わたしも、際限なく質を追求しお金をつぎ込むのは反対です。楽しさ、美味しさなどの刺激は、繰り返し経験することで徐々に同程度の刺激には満足できなくなってしまうそうで、分別を持って適度な距離感で付き合っていく必要があります。そういう部分では、先ほどの説にも一理あると言えるでしょう。
しかし、私たちはミニマリズムを極めたストイック星人でもなければ、霞をたべて生きる仙人でもありません。日々、楽しく暮らすために働いたり勉強したりしている一般庶民です。せっかく生きているんですから、美味しさも美しさも心地よさも、自分の世界に取り入れてみたい。音楽に感動したり、素敵な服に袖をとしてうきうきするなんて、他の動物ではできない芸当です。それこそ、人間社会の中での自然の営みと言えるのではないでしょうか。

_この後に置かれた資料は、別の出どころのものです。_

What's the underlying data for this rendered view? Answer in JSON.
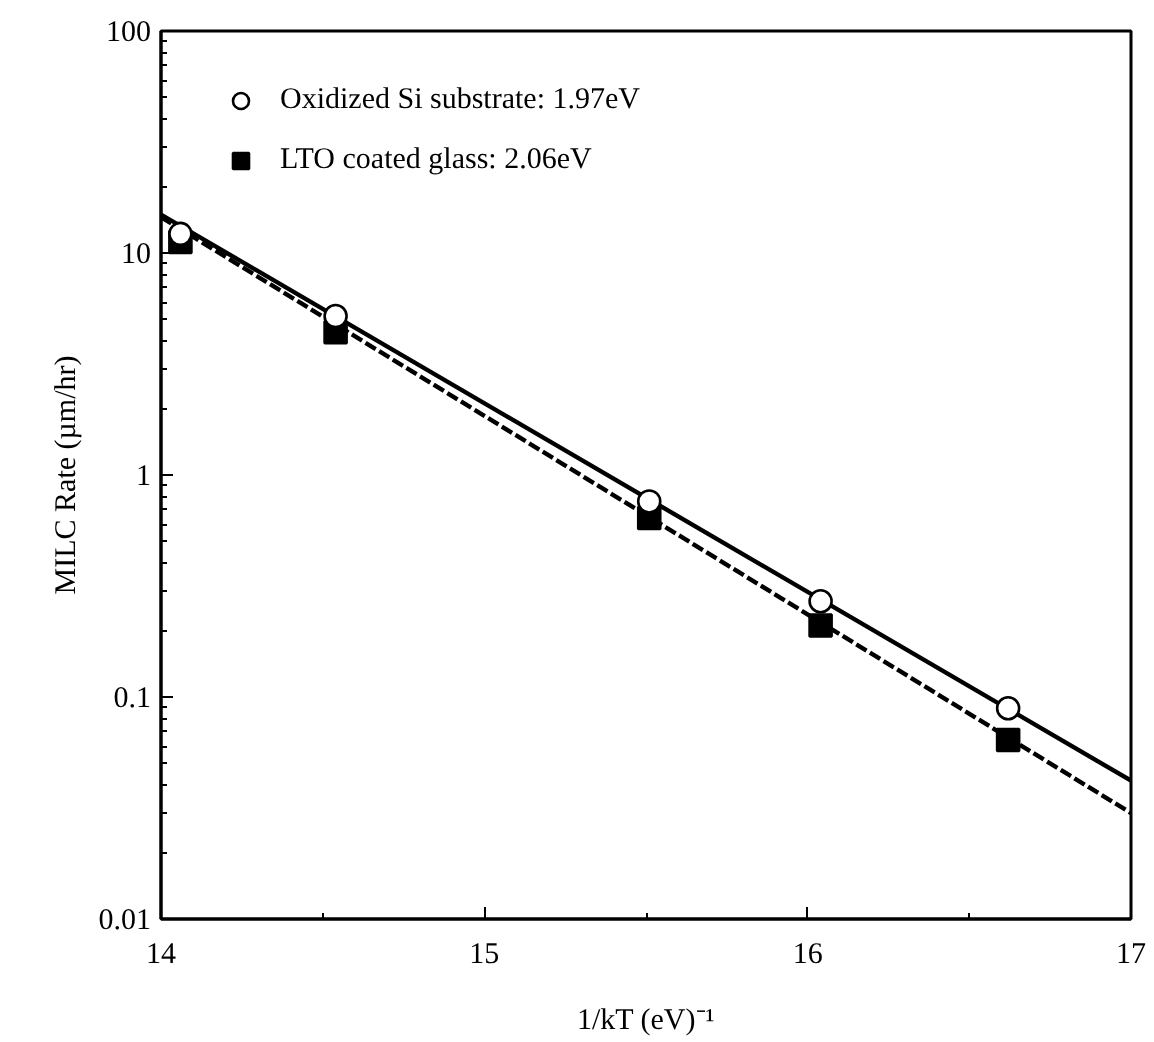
{
  "chart_data": {
    "type": "scatter",
    "xlabel": "1/kT (eV)⁻¹",
    "ylabel": "MILC Rate (µm/hr)",
    "log": "y",
    "xlim": [
      14,
      17
    ],
    "ylim": [
      0.01,
      100
    ],
    "xticks": [
      14,
      15,
      16,
      17
    ],
    "yticks": [
      0.01,
      0.1,
      1,
      10,
      100
    ],
    "grid": false,
    "legend": "top left",
    "series": [
      {
        "name": "Oxidized Si substrate: 1.97eV",
        "marker": "circle",
        "color": "#000000",
        "x": [
          14.06,
          14.54,
          15.51,
          16.04,
          16.62
        ],
        "values": [
          12.2,
          5.2,
          0.76,
          0.27,
          0.089
        ]
      },
      {
        "name": "LTO coated glass: 2.06eV",
        "marker": "square",
        "color": "#000000",
        "x": [
          14.06,
          14.54,
          15.51,
          16.04,
          16.62
        ],
        "values": [
          11.2,
          4.4,
          0.64,
          0.21,
          0.064
        ]
      },
      {
        "type": "line",
        "line_style": "solid",
        "color": "#000000",
        "x": [
          14,
          17
        ],
        "values": [
          14.9,
          0.042
        ]
      },
      {
        "type": "line",
        "line_style": "dashed",
        "color": "#000000",
        "x": [
          14,
          17
        ],
        "values": [
          14.5,
          0.03
        ]
      }
    ]
  }
}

コストパフォーマンスを意識するあまり、人生のパフォーマンスが落ちては本末転倒です。コスパという考えそのものが足枷になってしまっており、それこそが無駄とも言えてしまいます(わたしはコスパ、大好きですが…)。
まずは味を知ってから、自分の暮らしに取り入れるかどうか考えていきたいものです。足るを知るのは、その後でいいのではないでしょうか。
さて。ここまで読んでまだ、もったいないという呪いが解けない方もいらっしゃるかもしれませんね。
そんな方には、この言葉を送りましょう。
高いものを買うときほど、1日も早く買ったほうがいいのよ。そうすれば、人生で1日多くそれを使うことができる。日割りにすれば、そのほうが割安になる。 高嶋ちさ子さん
これは、高価な買い物をする時に背中を押してくれちゃう素敵な考え方ですが、買ったあとにも当てはまるのではないでしょうか。

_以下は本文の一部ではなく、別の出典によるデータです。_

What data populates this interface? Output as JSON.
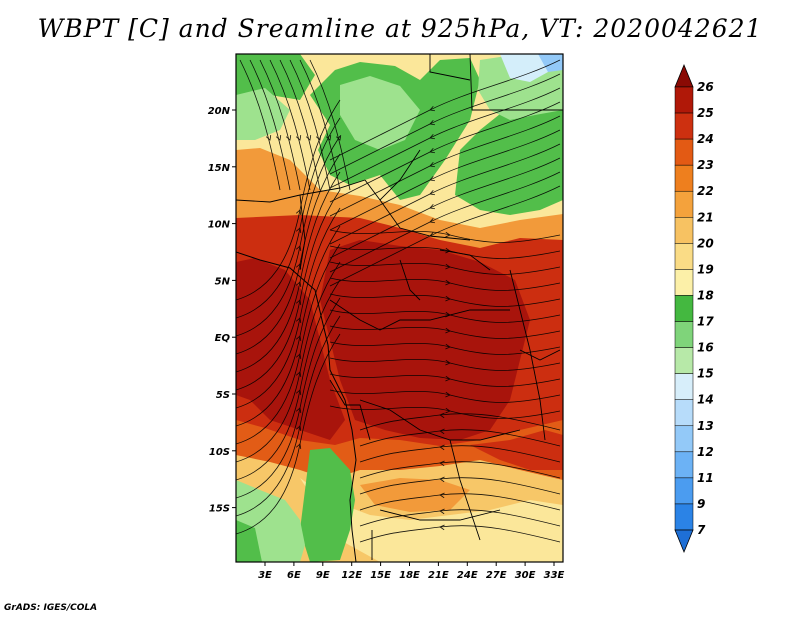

使い込む方が得をする。所有するだけで使わなければ損だとも言えます。もっと早くそう考えることができていたら、こんなに長々と考え込むこともなかったでしょう。
もし、友人が自宅に泊まりに来たなら新品のタオルを使わせてあげたいし、初デートまでこぎつけた弟でもいたら一張羅を貸してあげたい。大好きな人には「汚れるかもしれないからもったいない」、なんて感じませんよね。
なぜ私自身が使う時にだけ、『もったいない』という邪念が生まれるのか。きっと、知らず知らずに自分をないがしろにしていたのです。ミニマリズムとは無駄を省く生き方ですから、もしかしたら、その削ぎ落としの過程でご自身まで削っていたのかもしれませんね。
結び
自分自身とその暮らしを、もっと大切にしてあげる。突き詰めれば、私が考えはこんな感じです。自分を大切にすることは、私たちミニマリストには特に必要なことなのかもしれません。
どうかご自愛くださいませ。
そして、みなさんの暮らしがより一層素敵なものになりますように。